Mae

for my great grandmother


We never met, but you have promised this 

would heal, the place in the earth, 

the root system you dragged with your skirts


into the grave. It is all recorded in the veins 

of ore striped into rock, or rings in the tree, so we 

can tell what growing season, what glacier, what rapture


created this place. You were dry as

a tablecloth by then, your face like rock 

in the sun. I’m the one you were afraid


of becoming. Even as a girl I put hammer 

to granite and then sat at the table, sorting the crystal 

from the basalt. I am the black 


flecks that drifted in your liquid eye 

while it snowed and snowed

outside, so far from the spring 


inside your name.  If you can stand the cold,

 it is so beautiful here, you wrote in your scrapbook, 

between clippings of Amelia before she crashed 


the plane that was never found, 

and the royal who gave up his throne to marry 

an ordinary American.  You painted when you found 


the time and washed your hands to make dinner:

those wet worlds drying under your bed while you 

spread out the dinner set, did anyone see them?

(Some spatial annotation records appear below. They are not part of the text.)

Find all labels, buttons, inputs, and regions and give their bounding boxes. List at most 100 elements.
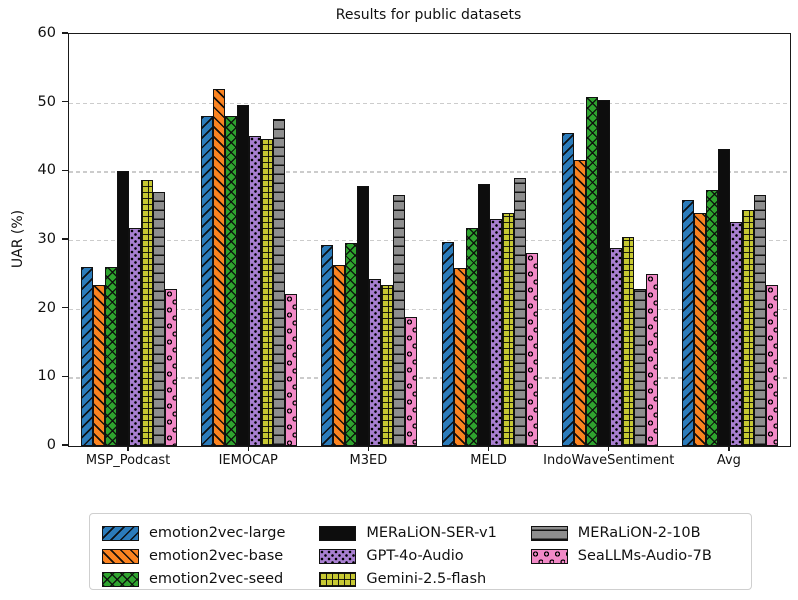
plot-area xyxy=(68,33,791,447)
bar-group-Avg xyxy=(670,34,790,446)
bar xyxy=(285,293,298,446)
bar xyxy=(105,267,118,446)
legend: emotion2vec-large emotion2vec-base emotion… xyxy=(89,513,752,590)
bar-group-M3ED xyxy=(309,34,429,446)
bar xyxy=(453,268,466,446)
bar xyxy=(321,244,334,446)
bar xyxy=(501,212,514,446)
y-tick-label: 10 xyxy=(37,368,56,385)
legend-swatch xyxy=(530,525,568,541)
bar xyxy=(393,195,406,446)
bar-group-MELD xyxy=(430,34,550,446)
bar xyxy=(609,247,622,446)
legend-item: SeaLLMs-Audio-7B xyxy=(530,546,712,566)
bar xyxy=(345,242,358,446)
bar xyxy=(681,200,694,446)
y-tick-label: 20 xyxy=(37,299,56,316)
legend-swatch xyxy=(319,525,357,541)
legend-item: Gemini-2.5-flash xyxy=(319,569,496,589)
legend-item: GPT-4o-Audio xyxy=(319,546,496,566)
y-axis: 0 10 20 30 40 50 60 xyxy=(0,25,68,453)
x-tick-mark xyxy=(247,446,249,451)
legend-label: SeaLLMs-Audio-7B xyxy=(577,548,712,564)
y-tick-mark xyxy=(62,169,68,172)
legend-label: emotion2vec-seed xyxy=(149,571,284,587)
legend-item: MERaLiON-2-10B xyxy=(530,523,712,543)
bar xyxy=(405,316,418,446)
bar xyxy=(573,159,586,446)
bar xyxy=(489,219,502,446)
bar xyxy=(165,288,178,446)
legend-label: MERaLiON-2-10B xyxy=(577,525,701,541)
y-tick-mark xyxy=(62,375,68,378)
x-tick-mark xyxy=(127,446,129,451)
y-tick-label: 0 xyxy=(46,437,56,453)
gridline-30 xyxy=(69,240,790,242)
x-tick-mark xyxy=(728,446,730,451)
bar xyxy=(225,115,238,446)
bar xyxy=(693,213,706,446)
bar xyxy=(645,274,658,446)
x-tick-mark xyxy=(367,446,370,451)
bar xyxy=(717,149,730,446)
bar xyxy=(333,264,346,446)
bar xyxy=(705,189,718,446)
bar xyxy=(261,139,274,446)
bar xyxy=(597,99,610,446)
x-tick-label: IndoWaveSentiment xyxy=(543,453,675,468)
chart-title: Results for public datasets xyxy=(335,7,522,23)
legend-swatch xyxy=(530,548,568,564)
bar xyxy=(525,253,538,446)
bar xyxy=(273,119,286,446)
gridline-50 xyxy=(69,102,790,104)
legend-swatch xyxy=(102,525,139,541)
legend-label: emotion2vec-base xyxy=(149,548,284,564)
x-tick-label: MSP_Podcast xyxy=(85,453,171,468)
bar xyxy=(93,285,106,446)
bar xyxy=(153,191,166,446)
bar xyxy=(729,222,742,446)
y-tick-label: 50 xyxy=(37,93,56,110)
bar xyxy=(237,104,250,446)
y-tick-mark xyxy=(62,238,68,240)
legend-item: emotion2vec-large xyxy=(102,523,285,543)
bar xyxy=(465,227,478,446)
y-tick-mark xyxy=(62,100,68,103)
legend-label: GPT-4o-Audio xyxy=(366,548,464,564)
bar xyxy=(81,266,94,446)
bar xyxy=(249,136,262,446)
bar-groups xyxy=(69,34,790,446)
y-tick-label: 60 xyxy=(37,25,56,41)
bar xyxy=(765,285,778,446)
bar xyxy=(141,179,154,446)
bar xyxy=(117,171,130,446)
bar xyxy=(477,184,490,446)
gridline-20 xyxy=(69,308,790,310)
x-tick-label: Avg xyxy=(716,453,741,468)
y-tick-mark xyxy=(62,32,68,34)
bar xyxy=(561,132,574,446)
bar xyxy=(585,97,598,446)
gridline-40 xyxy=(69,171,790,173)
bar-group-IndoWaveSentiment xyxy=(550,34,670,446)
legend-item: emotion2vec-base xyxy=(102,546,285,566)
y-tick-mark xyxy=(62,444,68,446)
x-axis: MSP_Podcast IEMOCAP M3ED MELD IndoWaveSentim… xyxy=(68,446,789,476)
bar xyxy=(213,88,226,446)
legend-label: emotion2vec-large xyxy=(149,525,286,541)
legend-swatch xyxy=(102,571,139,587)
x-tick-label: M3ED xyxy=(349,453,388,468)
gridline-10 xyxy=(69,377,790,379)
bar xyxy=(369,279,382,446)
bar xyxy=(357,186,370,446)
bar xyxy=(753,194,766,446)
legend-item: emotion2vec-seed xyxy=(102,569,285,589)
legend-swatch xyxy=(319,548,357,564)
x-tick-label: IEMOCAP xyxy=(218,453,278,468)
bar xyxy=(381,285,394,446)
legend-swatch xyxy=(102,548,139,564)
bar-group-IEMOCAP xyxy=(189,34,309,446)
legend-column: MERaLiON-SER-v1 GPT-4o-Audio Gemini-2.5-fl… xyxy=(319,523,497,589)
legend-column: emotion2vec-large emotion2vec-base emotion… xyxy=(102,523,285,589)
bar xyxy=(129,227,142,446)
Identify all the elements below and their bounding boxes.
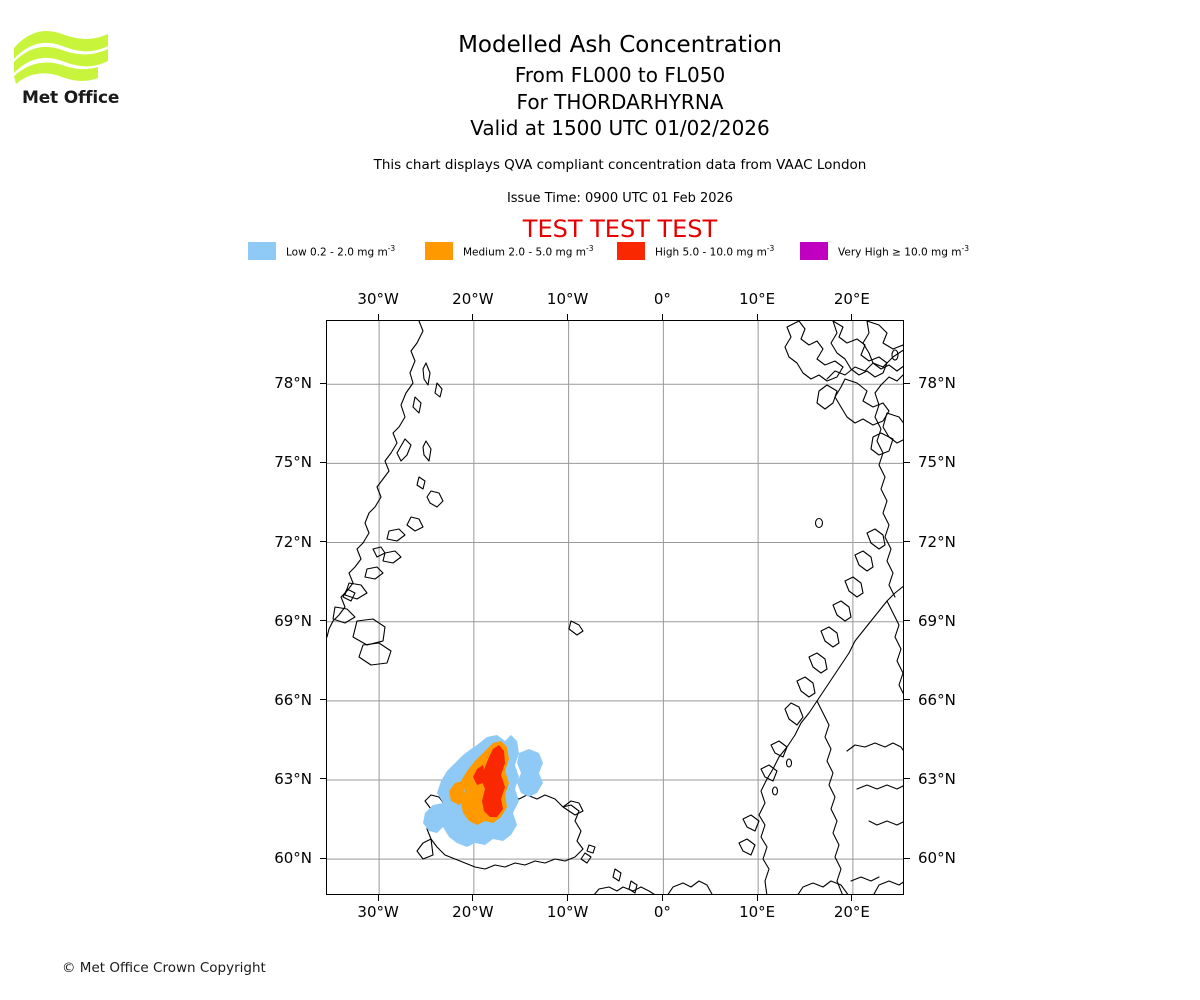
test-banner: TEST TEST TEST: [522, 215, 718, 243]
legend-text-very-high: Very High ≥ 10.0 mg m: [838, 246, 962, 259]
lat-label-left-3: 69°N: [274, 611, 312, 630]
lat-tickmark-left: [320, 382, 326, 384]
legend-sup-low: -3: [387, 243, 396, 253]
plume-high-contour: [481, 745, 505, 817]
legend-swatch-high: [617, 242, 645, 260]
legend-sup-medium: -3: [585, 243, 594, 253]
lon-label-top-4: 10°E: [739, 290, 776, 308]
lon-tickmark-bottom: [377, 895, 379, 901]
legend-item-very-high: Very High ≥ 10.0 mg m-3: [800, 241, 969, 261]
lat-label-left-1: 75°N: [274, 453, 312, 472]
lat-tickmark-right: [904, 857, 910, 859]
lat-tickmark-right: [904, 541, 910, 543]
lat-label-right-0: 78°N: [918, 374, 956, 393]
qva-compliance-note: This chart displays QVA compliant concen…: [373, 157, 867, 173]
lat-label-right-2: 72°N: [918, 532, 956, 551]
legend-item-medium: Medium 2.0 - 5.0 mg m-3: [425, 241, 593, 261]
plume-medium-lobe: [449, 781, 465, 805]
page-title: Modelled Ash Concentration: [458, 32, 782, 58]
lon-label-top-5: 20°E: [833, 290, 870, 308]
legend-item-high: High 5.0 - 10.0 mg m-3: [617, 241, 774, 261]
lat-tickmark-right: [904, 699, 910, 701]
lat-label-left-2: 72°N: [274, 532, 312, 551]
lon-tickmark-top: [567, 314, 569, 320]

Before dawn, you caught in a cold moment

the gray creek leading nowhere, and then painted 

the same scene flooded with sun, two versions


side by side.  But between them was the moment 

you didn’t paint, when every line

is sharp and true: is that what your son’s son


has become? An accidental birth, the final 

instant before the sun swept the valley clean, erasing

the words inside your mouth.  


It is why he left: to find what his father never found 

in a welder’s shop, behind the bus wheel,

something he couldn’t say 


even to these open fields. I am sorry to bring you back 

to this pretty and cold place, but I had to ask

before the city called me away, before I forget 


what is at stake.  Oh, I am still full

of what made this place.  The crushing 

rock and slow sheets of ice, what I am coming 


to believe: that destruction is 

creation. What would you make

of me now, standing inside the snake’s belly 


and listening to the hush hush of subway doors, 

the slick rain darkening my hair, my wet 

hands on a man’s arms, face, breathing and shaking.


I came back to ask you if the guilt

holds for every generation, whatever the canvas.  

Dirt or bedsheets, sky or tablecloth, your worlds 


glistening under the bed, and turpentine seeping up

into the air while he slept beside you—does it linger, 

the dream you lay your belly against?  I cry 


the hardest when I’m trying to stop.  It rained down 

on you sometimes too, I know, like what a lover once 

said about sex, but it holds for the soul too—it will grow


tangled and press at the gate, whether we tend to it or not.  

How he tasted to you coming in from 


the outside: sharp with sweat and smoke, a plane’s exhaust, the life

he tried to give you when he shut the gate behind him.